Then I really wonder if that is what it is from. I know her last trim was done horribly just by looking at her feet on Friday. I think the biggest conformation problem for me that I noticed was her back. I must have some of the worst luck when it comes to horses back with soundness issues. 

That is the big thing I think. After spending way more then I ever expected just to hear that my horse wouldn't stay sound for the trail riding I do because of back issues, it worries me..


----------



## CLaPorte432 (Jan 3, 2012)

To be honest, the horse business/ownership is just a huge gamble.

I purchased an impeccably bred, mostly conformationally correct AQHA, bred to be a rockstar at speed events. And guess what, she got injured 3 weeks into my new ownership of her. And she has good days...and bad days...Over a year and a half later. She'll never be the horse I purchased her for. I had a crappy bit of bad luck pop up.

And I have seen some of the worst conformed horses ride well into their 20's, without a day of lameness.

All you can do is know the "what-ifs" about conformation...Such as a long back leading to soundness issues. Or long pasterns leading to soundness issues. etc. etc. etc. And do your best to make an educated purchase.

Get a PPE from your vet. And listen to the results. No matter how much you love the horse. (If results are bad)


----------



## smrobs (Jul 30, 2008)

BUT, as Elana said, it may not actually be clubbed but just caused to look that way due to the angle of the picture or the way she's standing. Even if it is clubby, it doesn't appear to be a bad one, though I'm leaning more toward it being due to the picture. With all her weight on the other front leg, it looks like she was in the middle of taking a step or shifting her feet so it's not flat on the ground.

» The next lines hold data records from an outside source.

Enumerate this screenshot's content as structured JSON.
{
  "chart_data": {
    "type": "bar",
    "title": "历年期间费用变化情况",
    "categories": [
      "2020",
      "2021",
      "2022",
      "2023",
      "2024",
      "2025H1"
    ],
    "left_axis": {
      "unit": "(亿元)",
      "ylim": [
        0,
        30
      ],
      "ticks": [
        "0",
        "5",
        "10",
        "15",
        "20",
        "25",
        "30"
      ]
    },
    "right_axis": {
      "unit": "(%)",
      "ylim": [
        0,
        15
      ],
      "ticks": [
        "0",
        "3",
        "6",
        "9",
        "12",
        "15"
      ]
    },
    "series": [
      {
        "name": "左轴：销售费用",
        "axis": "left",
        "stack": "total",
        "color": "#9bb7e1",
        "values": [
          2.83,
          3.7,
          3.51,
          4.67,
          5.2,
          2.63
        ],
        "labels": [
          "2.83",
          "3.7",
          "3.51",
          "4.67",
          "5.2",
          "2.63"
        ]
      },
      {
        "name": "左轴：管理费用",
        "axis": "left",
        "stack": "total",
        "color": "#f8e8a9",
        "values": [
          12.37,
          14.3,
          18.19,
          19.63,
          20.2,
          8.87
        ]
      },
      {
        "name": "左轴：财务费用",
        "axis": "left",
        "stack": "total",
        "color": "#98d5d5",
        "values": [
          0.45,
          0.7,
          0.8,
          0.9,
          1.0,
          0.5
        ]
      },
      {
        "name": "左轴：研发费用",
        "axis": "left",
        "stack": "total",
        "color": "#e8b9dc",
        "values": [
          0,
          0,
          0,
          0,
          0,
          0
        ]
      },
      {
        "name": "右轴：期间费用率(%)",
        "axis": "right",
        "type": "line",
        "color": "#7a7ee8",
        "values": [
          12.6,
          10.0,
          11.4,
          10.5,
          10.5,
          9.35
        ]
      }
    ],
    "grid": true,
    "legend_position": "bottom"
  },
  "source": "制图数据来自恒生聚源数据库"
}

Overall she's a decent little horse. A little straight through the hocks, a little upright in the shoulder and croup, and possibly toes out a bit in front. She is a little long through the back, but her back doesn't appear weak. If you can keep her working correctly off her hind end and using her back (don't let her hollow out), that will keep that back strong and straight. 

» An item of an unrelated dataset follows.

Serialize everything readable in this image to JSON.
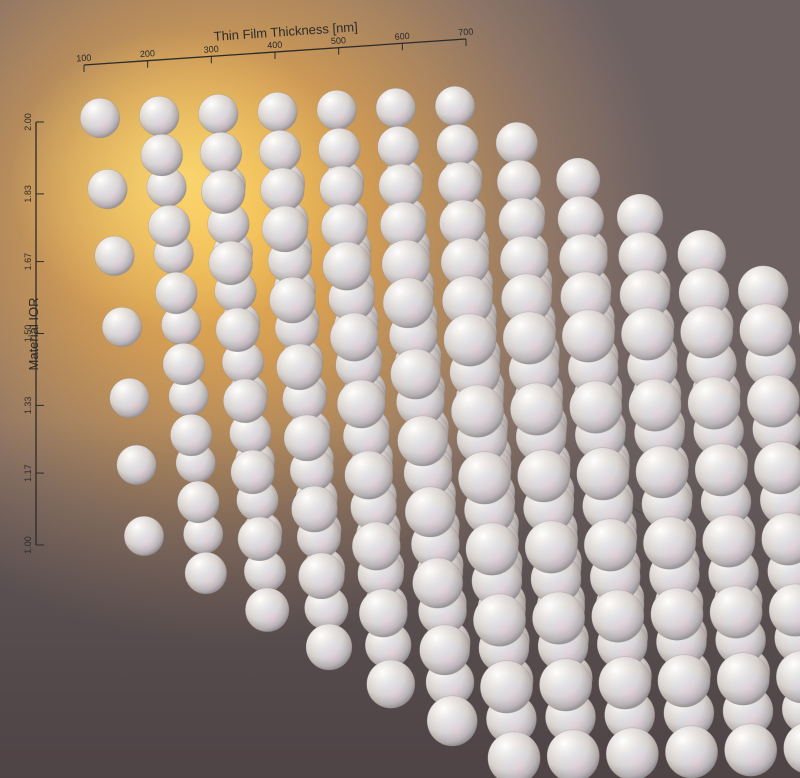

IMHO, there's nothing that would prevent her from being a stellar trail horse or a decent low level show horse. Her legs, though not perfect, appear strong. I think the biggest problem you might run into is that she's conformed to be a bit of a rough traveler with that upright shoulder and straighter hocks.

Is she broke? Did you ride her? How did she ride?


----------



## TheRoundPen (Mar 15, 2012)

Hah, there is the iffy thing with her. She is a "beginners horse" who is needing a good solid 30 days to get her back to being a decent horse in my opinion. I didn't end up riding her like I was planning on because the owner didn't show up. I did the ground work with her, and she just seemed a bit lost with it. She did start picking it up though. 

I'm still really considering her, but I do want to look at some other horses too before deciding 100%. She is the first one since I've started looking again, and I don't want to jump on it. The only way I would really consider her is if she would pass a PPE, and the owner letting me do a trial with her. I just know he really wants her gone soon.

*Edited to add: Pending the weather either tomorrow or Monday, I may have a few more horses to pick apart conformation wise*


----------



## nikelodeon79 (Mar 3, 2008)

Will they give you a trial? That would be your safest, bet, IMO. 

Definitely get a PPE no matter what horse you choose. I got a PPE on a very inexpensive horse (PPE was nearly as much as the cost of the horse) but I'm so glad I did. I got some good info and also peace of mind with my decision.


----------



## TheRoundPen (Mar 15, 2012)

I'm not sure yet if they would do a trial. I will be asking if none of the other horses seem like a good fit. A PPE is my top priority, no matter if it is a free horse. I want to get the most information I can.


----------



## Elana (Jan 28, 2011)

No such thing as a "free" horse.. 

Just sayin'


----------



## GotaDunQH (Feb 13, 2011)

Her long weak back and long weak loin connection would make me walk the other way, but that's just me. She's as long as a bus.


----------